Географические причины этого очевидны: Екатеринбург — огромный индустриальный город, захлебывающийся в душной зелени летом и тонущий в снегу зимой, где непроходимые леса буквально прорываются сквозь конструктивистские и сталинские строения, как вторжения иной, неподвластной человеческому благоустройству реальности. Это накладывает отпечаток на уральское поэтическое воображение, часто тяготеющее к одному и тому же набору мотивов. Сам Санников иронически относится к тиражированию такого рода «уральскости»: «Суровый стиль, поездка из Бынёг на Эльмаш в холодной электричке с опившимся другом. За окном — обязательно! непременно! — будут мертвые прозрачные деревья и скрипящие пенопластовые облака»1 . У него эти мотивы тоже возникают, но как обломки смыслов, как фрагмент из утраченного паззла, где иногда узнается часть тела или архитектурная деталь, а смысл целого остается за скобками.

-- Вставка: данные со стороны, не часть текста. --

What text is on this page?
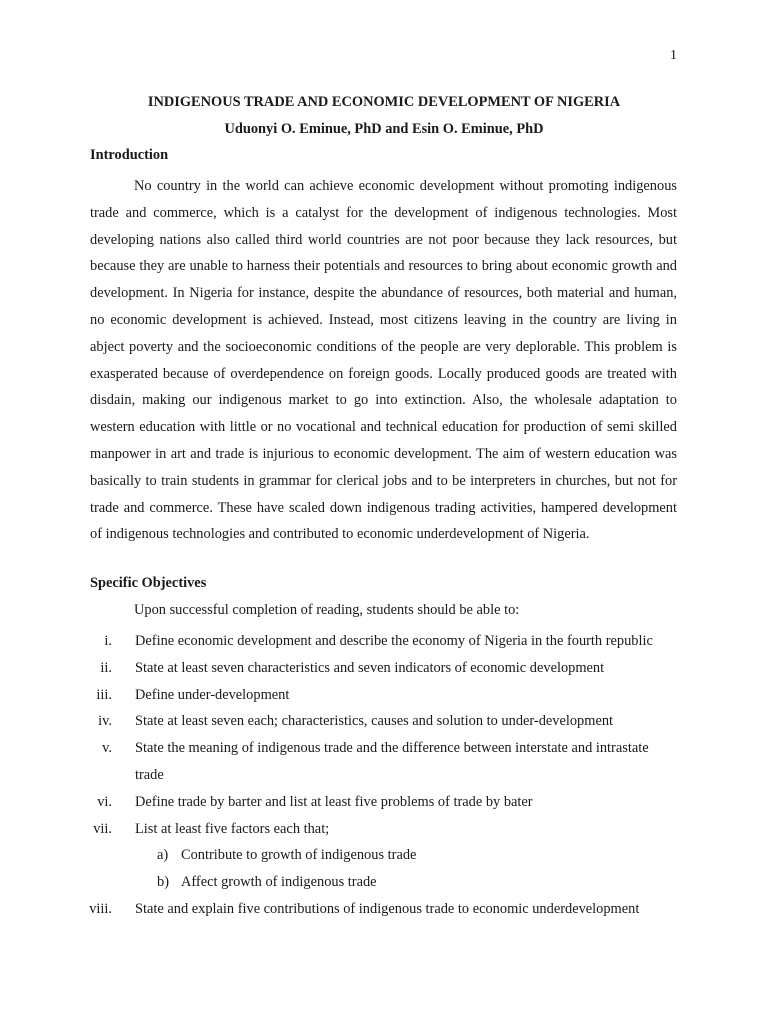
1
INDIGENOUS TRADE AND ECONOMIC DEVELOPMENT OF NIGERIA
Uduonyi O. Eminue, PhD and Esin O. Eminue, PhD
Introduction

No country in the world can achieve economic development without promoting indigenous trade and commerce, which is a catalyst for the development of indigenous technologies. Most developing nations also called third world countries are not poor because they lack resources, but because they are unable to harness their potentials and resources to bring about economic growth and development. In Nigeria for instance, despite the abundance of resources, both material and human, no economic development is achieved. Instead, most citizens leaving in the country are living in abject poverty and the socioeconomic conditions of the people are very deplorable. This problem is exasperated because of overdependence on foreign goods. Locally produced goods are treated with disdain, making our indigenous market to go into extinction. Also, the wholesale adaptation to western education with little or no vocational and technical education for production of semi skilled manpower in art and trade is injurious to economic development. The aim of western education was basically to train students in grammar for clerical jobs and to be interpreters in churches, but not for trade and commerce. These have scaled down indigenous trading activities, hampered development of indigenous technologies and contributed to economic underdevelopment of Nigeria.

Specific Objectives
Upon successful completion of reading, students should be able to:
i. Define economic development and describe the economy of Nigeria in the fourth republic
ii. State at least seven characteristics and seven indicators of economic development
iii. Define under-development
iv. State at least seven each; characteristics, causes and solution to under-development
v. State the meaning of indigenous trade and the difference between interstate and intrastate trade
vi. Define trade by barter and list at least five problems of trade by bater
vii. List at least five factors each that;
a) Contribute to growth of indigenous trade
b) Affect growth of indigenous trade
viii. State and explain five contributions of indigenous trade to economic underdevelopment
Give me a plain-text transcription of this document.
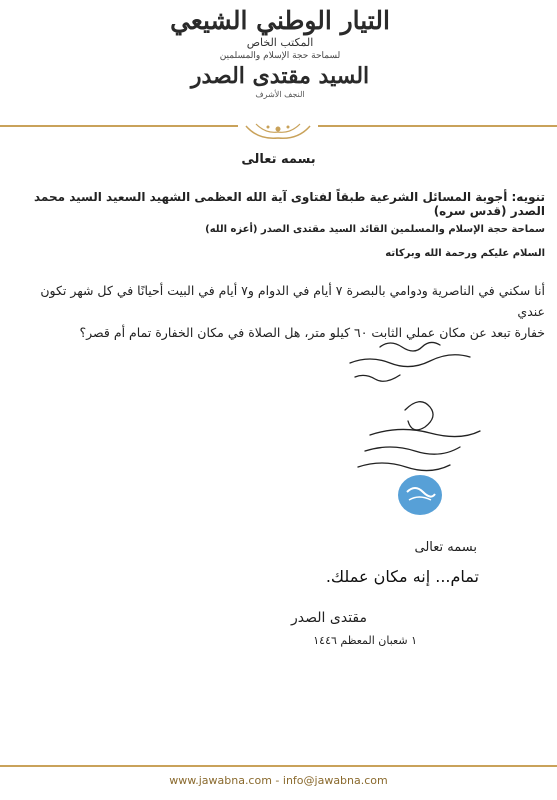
التيار الوطني الشيعي
المكتب الخاص
لسماحة حجة الإسلام والمسلمين
السيد مقتدى الصدر
النجف الأشرف
بسمه تعالى
تنويه: أجوبة المسائل الشرعية طبقاً لفتاوى آية الله العظمى الشهيد السعيد السيد محمد الصدر (قدس سره)
سماحة حجة الإسلام والمسلمين القائد السيد مقتدى الصدر (أعزه الله)
السلام عليكم ورحمة الله وبركاته
أنا سكني في الناصرية ودوامي بالبصرة ٧ أيام في الدوام و٧ أيام في البيت أحيانًا في كل شهر تكون عندي
خفارة تبعد عن مكان عملي الثابت ٦٠ كيلو متر، هل الصلاة في مكان الخفارة تمام أم قصر؟
بسمه تعالى
تمام... إنه مكان عملك.
مقتدى الصدر
١ شعبان المعظم ١٤٤٦
www.jawabna.com - info@jawabna.com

Такая фрагментарность словно порождена двойственным ощущением, что фронтирная поэзия уже невозможна (например, в силу излишней тиражируемости одних и тех же образов и ситуаций у уральских поэтов, но не только) и что она все же существует. Уральское пространство заведомо мифологично, но, чтобы миф стал поэзией, Санников проводит с ним специальную операцию — словно минирует его, чтобы затем наблюдать живописные осколки, разлетающиеся в разные стороны (вспомним финальную сцену в «Забриски Пойнт» Антониони, где все привычные предметы снесены взрывом со своих мест). Противоречия уральской культуры и природы в стихах Санникова обречены детонировать, и такой способ снятия противоположностей можно найти уже в самых ранних стихах, включенных в книгу:
Женщины не плодоносят, и я не хорошо.
Птицы летят под землею, как белые пни.
В шахтах горят и раскачиваются огни.
И снизу вверх, из земли поднимается дождь.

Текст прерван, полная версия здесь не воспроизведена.